The bottom line is that your AI client becomes a direct control panel for Forefront's entire suite of language model tools.

1. Subscribe to this MCP on Vinkius and enter your Forefront API Key.
2. Your agent uses the established connection to either generate text or start a new data collection pipeline.
3. You get access to model outputs, fine-tuning job status, and structured data samples for immediate use.

## Frequently Asked Questions

**How do I start tracking model outputs with the Forefront MCP?**
You begin by calling `create_pipeline` to set up a new pipeline. Once created, you can use `get_pipeline_count` to confirm its existence and then run tests that funnel data into it.

**Is the Forefront MCP better than using my own API keys directly?**
Yes.
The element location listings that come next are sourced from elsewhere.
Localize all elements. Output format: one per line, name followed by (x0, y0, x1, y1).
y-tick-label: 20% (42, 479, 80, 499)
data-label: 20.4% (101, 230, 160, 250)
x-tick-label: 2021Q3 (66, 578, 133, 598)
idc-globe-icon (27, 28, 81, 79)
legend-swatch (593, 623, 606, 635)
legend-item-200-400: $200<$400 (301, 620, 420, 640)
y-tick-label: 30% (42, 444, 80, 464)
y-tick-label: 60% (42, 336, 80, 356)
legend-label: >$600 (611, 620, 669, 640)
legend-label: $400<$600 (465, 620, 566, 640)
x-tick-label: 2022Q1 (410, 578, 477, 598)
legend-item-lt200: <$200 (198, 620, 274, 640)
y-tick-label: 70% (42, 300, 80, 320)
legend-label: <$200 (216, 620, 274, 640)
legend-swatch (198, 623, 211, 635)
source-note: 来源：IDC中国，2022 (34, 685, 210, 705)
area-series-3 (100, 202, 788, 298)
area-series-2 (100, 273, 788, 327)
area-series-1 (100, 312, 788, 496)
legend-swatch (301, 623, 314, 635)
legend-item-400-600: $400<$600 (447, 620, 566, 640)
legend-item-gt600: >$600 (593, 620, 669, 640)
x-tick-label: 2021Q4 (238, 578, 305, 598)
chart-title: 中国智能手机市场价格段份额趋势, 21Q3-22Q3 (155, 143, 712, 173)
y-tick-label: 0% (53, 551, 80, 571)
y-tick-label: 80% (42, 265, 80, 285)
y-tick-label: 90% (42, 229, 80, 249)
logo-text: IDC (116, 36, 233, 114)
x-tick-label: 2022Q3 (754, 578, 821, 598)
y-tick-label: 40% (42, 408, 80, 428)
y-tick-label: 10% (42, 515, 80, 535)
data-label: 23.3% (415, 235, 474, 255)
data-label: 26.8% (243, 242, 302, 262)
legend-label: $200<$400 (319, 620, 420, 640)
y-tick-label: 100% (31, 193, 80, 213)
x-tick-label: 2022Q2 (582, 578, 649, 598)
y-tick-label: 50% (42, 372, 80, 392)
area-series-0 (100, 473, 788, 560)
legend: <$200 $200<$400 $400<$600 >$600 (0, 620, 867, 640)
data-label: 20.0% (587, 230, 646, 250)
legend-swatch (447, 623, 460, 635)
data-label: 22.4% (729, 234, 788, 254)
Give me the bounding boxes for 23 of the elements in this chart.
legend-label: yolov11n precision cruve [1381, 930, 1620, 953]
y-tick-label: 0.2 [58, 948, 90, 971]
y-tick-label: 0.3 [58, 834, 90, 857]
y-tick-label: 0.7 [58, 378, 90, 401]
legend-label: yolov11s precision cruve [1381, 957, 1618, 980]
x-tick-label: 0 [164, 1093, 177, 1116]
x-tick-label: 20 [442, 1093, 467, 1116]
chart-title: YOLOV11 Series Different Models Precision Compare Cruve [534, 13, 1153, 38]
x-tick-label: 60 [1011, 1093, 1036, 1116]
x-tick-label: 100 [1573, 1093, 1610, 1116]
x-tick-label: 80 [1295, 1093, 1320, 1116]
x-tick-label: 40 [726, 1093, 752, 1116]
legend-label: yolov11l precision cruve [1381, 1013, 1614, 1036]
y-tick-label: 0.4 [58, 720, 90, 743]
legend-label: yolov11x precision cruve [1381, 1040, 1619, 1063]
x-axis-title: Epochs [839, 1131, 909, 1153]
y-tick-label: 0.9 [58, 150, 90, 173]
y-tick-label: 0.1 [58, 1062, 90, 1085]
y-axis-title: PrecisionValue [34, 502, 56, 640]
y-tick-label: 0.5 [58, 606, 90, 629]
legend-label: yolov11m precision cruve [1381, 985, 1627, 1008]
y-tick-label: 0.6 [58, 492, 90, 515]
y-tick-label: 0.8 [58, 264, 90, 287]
This MCP centralizes access, allowing your agent to manage not just simple generation but also complex workflows like fine-tuning and pipeline management—all through a single connection.

**What is the difference between `create_completion` and `create_chat_completion`?**
`create_completion` handles a single prompt string, which is great for simple tasks. Use `create_chat_completion` when you need to model multi-turn conversations because it accepts a full history of messages.

**Can I train my own custom LLM using the Forefront MCP?**
Absolutely. You use the `create_fine_tune` tool. This lets you upload your specific datasets and initiate training jobs on base models to create a specialized, proprietary model.

**What if I need data from an existing pipeline?**
You can retrieve that information using `get_pipeline_samples` or check the overall details with `get_pipeline(id)`. You’ll also have `create_pipeline_dataset` to turn those samples into a ready-to-use dataset.